İZMİR (İGFA) – İzmir Büyükşehir Belediyesi, kentteki tarihi ve kültürel mirasa sahip çıkan doğru çalışmaları özendirmek, koruma bilincini yaygınlaştırmak ve olumlu örneklerin çoğalmasını sağlamak amacıyla Tarihe Saygı Yerel Koruma Ödülleri’ni bu yıl 20’nci kez düzenledi. Ödül töreninde konuşan İzmir Büyükşehir Belediye Başkanı Dr. Cemil Tugay, kentin tarihi ve kültürel mirasına her zaman olduğundan daha fazla sahip çıkacaklarını, tarihi yapıları yeniden kent yaşamına kazandıracaklarını vurguladı. Kemeraltı, Basmane ve Kadifekale gibi tarihi alanları büyük yatırımlarla yeniden düzenlediklerini, Smryna Antik Tiyatrosu’nun kazı çalışmalarını hızlandırdıklarını dile getiren Başkan Tugay, Bıçakçı Han, Yıldız Sineması, Emniyet Oteli gibi yapıları restore ederek kültür ve sanat merkezlerine dönüştüreceklerini kaydetti.
“UNESCO Dünya Miras Listesi için önemli adımlar atıyoruz”

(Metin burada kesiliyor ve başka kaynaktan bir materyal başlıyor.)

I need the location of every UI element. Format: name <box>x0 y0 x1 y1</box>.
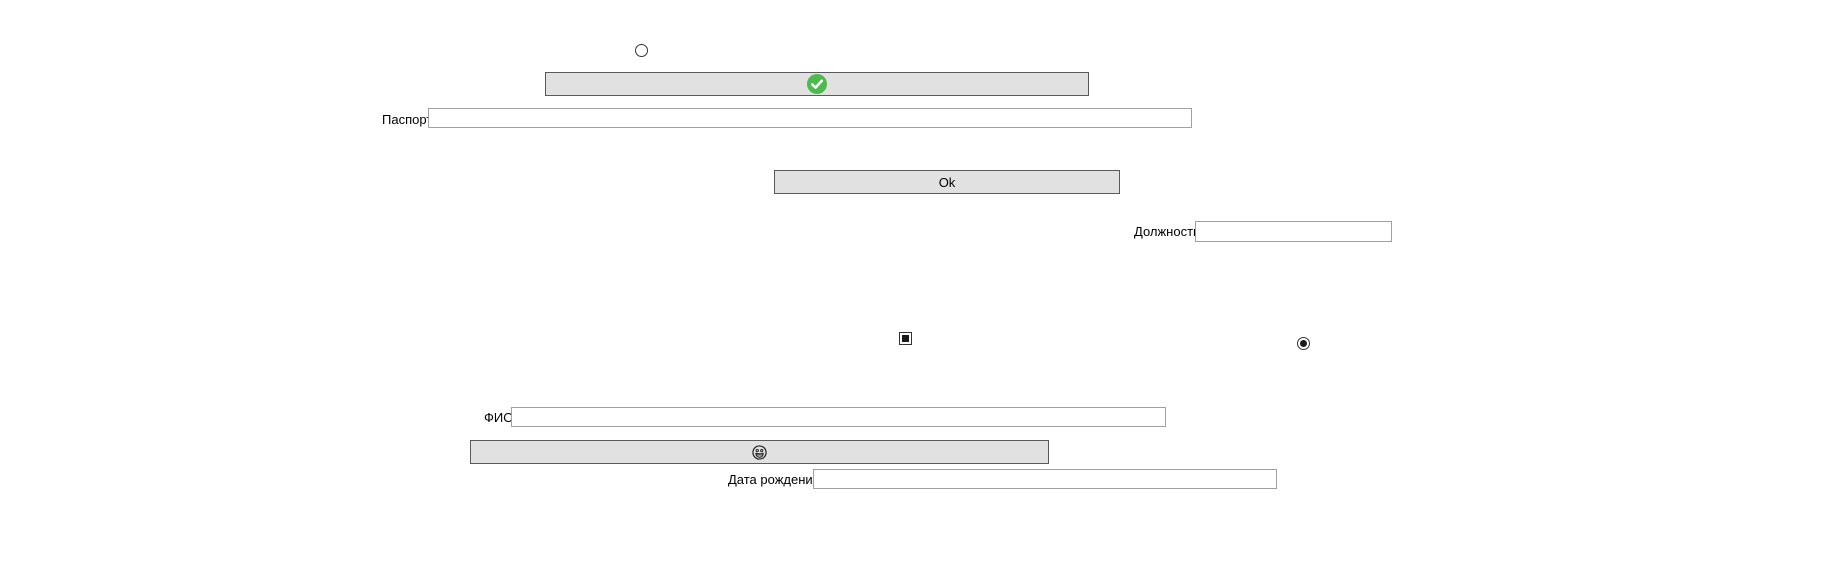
radio-button-right[interactable] <box>1297 337 1310 350</box>
passport-input[interactable] <box>428 108 1192 128</box>
grinning-face-icon <box>752 444 767 460</box>
fio-input[interactable] <box>511 407 1166 427</box>
fio-label: ФИО <box>484 410 514 425</box>
position-input[interactable] <box>1195 221 1392 242</box>
checkbox-indeterminate-mark <box>902 335 909 342</box>
radio-button-top[interactable] <box>635 44 648 57</box>
check-icon-button[interactable] <box>545 72 1089 96</box>
ok-button[interactable]: Ok <box>774 170 1120 194</box>
checkbox-indeterminate[interactable] <box>899 332 912 345</box>
check-circle-icon <box>807 74 827 94</box>
position-label: Должность <box>1134 224 1200 239</box>
passport-label: Паспорт <box>382 112 433 127</box>
birth-date-input[interactable] <box>813 469 1277 489</box>
emoji-icon-button[interactable] <box>470 440 1049 464</box>
radio-selected-dot <box>1300 340 1307 347</box>
birth-date-label: Дата рождения <box>728 472 820 487</box>
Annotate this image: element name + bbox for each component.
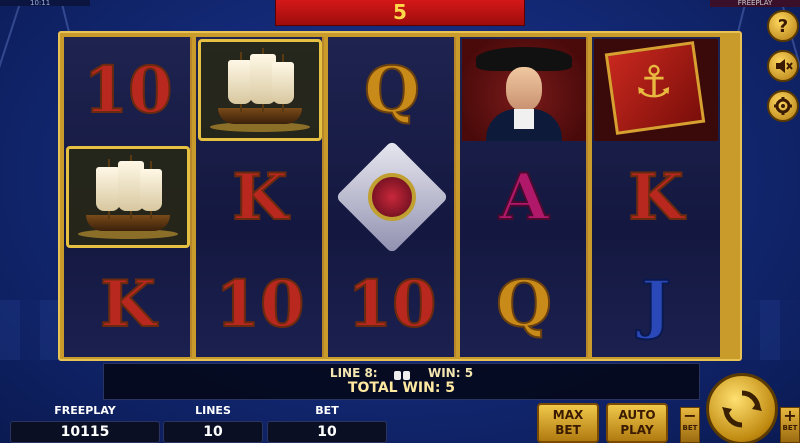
ship-icon (210, 48, 310, 132)
symbol-admiral (460, 37, 588, 143)
help-button[interactable]: ? (767, 10, 799, 42)
win-info-bar: LINE 8: WIN: 5 TOTAL WIN: 5 (103, 363, 700, 400)
freeplay-value: 10115 (10, 421, 160, 443)
reels-frame: 10 K K 10 Q 10 A Q ⚓ K J (58, 31, 742, 361)
reel-5: ⚓ K J (592, 37, 720, 357)
symbol-ten: 10 (346, 266, 437, 343)
mode-status: FREEPLAY (710, 0, 800, 7)
symbol-queen: Q (495, 266, 553, 343)
reel-3: Q 10 (328, 37, 456, 357)
symbol-king: K (231, 159, 289, 236)
bet-minus-button[interactable]: − BET (680, 407, 700, 443)
symbol-medal (328, 140, 456, 254)
medal-icon (335, 140, 449, 254)
sound-button[interactable] (767, 50, 799, 82)
symbol-ship-highlighted (196, 37, 324, 143)
bet-plus-button[interactable]: + BET (780, 407, 800, 443)
ship-icon (78, 155, 178, 239)
gear-icon (774, 97, 792, 115)
admiral-icon (462, 39, 586, 141)
auto-play-button[interactable]: AUTO PLAY (606, 403, 668, 443)
spin-button[interactable] (706, 373, 778, 443)
line-label: LINE 8: (329, 366, 378, 380)
symbol-jack: J (640, 266, 672, 343)
bet-panel[interactable]: BET 10 (267, 402, 387, 443)
reel-2: K 10 (196, 37, 324, 357)
ship-icon (393, 369, 412, 380)
book-icon: ⚓ (594, 39, 718, 141)
total-win: TOTAL WIN: 5 (347, 380, 456, 396)
speaker-muted-icon (776, 59, 793, 73)
clock-status: 10:11 (0, 0, 90, 7)
freeplay-panel: FREEPLAY 10115 (10, 402, 160, 443)
line-win: WIN: 5 (427, 366, 474, 380)
symbol-king: K (627, 159, 685, 236)
reel-1: 10 K (64, 37, 192, 357)
reel-4: A Q (460, 37, 588, 357)
symbol-book: ⚓ (592, 37, 720, 143)
symbol-ten: 10 (214, 266, 305, 343)
question-icon: ? (777, 15, 789, 37)
lines-panel[interactable]: LINES 10 (163, 402, 263, 443)
symbol-ace: A (498, 159, 550, 236)
symbol-king: K (99, 266, 157, 343)
max-bet-button[interactable]: MAX BET (537, 403, 599, 443)
symbol-queen: Q (363, 52, 421, 129)
symbol-ship-highlighted (64, 144, 192, 250)
refresh-icon (722, 390, 762, 428)
settings-button[interactable] (767, 90, 799, 122)
lines-value[interactable]: 10 (163, 421, 263, 443)
bet-value[interactable]: 10 (267, 421, 387, 443)
win-counter: 5 (275, 0, 525, 26)
symbol-ten: 10 (82, 52, 173, 129)
anchor-icon: ⚓ (634, 57, 674, 108)
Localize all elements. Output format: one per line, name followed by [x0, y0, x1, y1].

İzmir’in UNESCO Dünya Mirası Listesi’ne dâhil edilmesi için önemli adımlar attıklarını da sözlerine ekleyen Başkan Tugay, “Kemeraltı bölgesini, İzmir Planlama Ajansı bünyesinde kurduğumuz Kemeraltı Araştırma Grubu ile destekleyerek kalıcı liste için hazırlıyoruz. Basmane çevresinde sokak sağlıklaştırma çalışmalarının yanı sıra kentimizin tarihi merkezinde envanterini oluşturduğumuz atıl durumdaki pek çok açık alanı da mahallelerin ihtiyaçları doğrultusunda yeniden düzenliyoruz. KUDEB Müdürlüğümüz, basit onarım ve koruma uygulamaları ile uygun finansmana erişim için vatandaşlarımıza yol gösterecek kapsamlı bir kitapçık hazırladı. Bu kapsamda belediyemizin tarihi yapılarla ilgili yapım birimleri de bakım ve onarım uygulamalarını kolaylaştıracak” bilgisini verdi.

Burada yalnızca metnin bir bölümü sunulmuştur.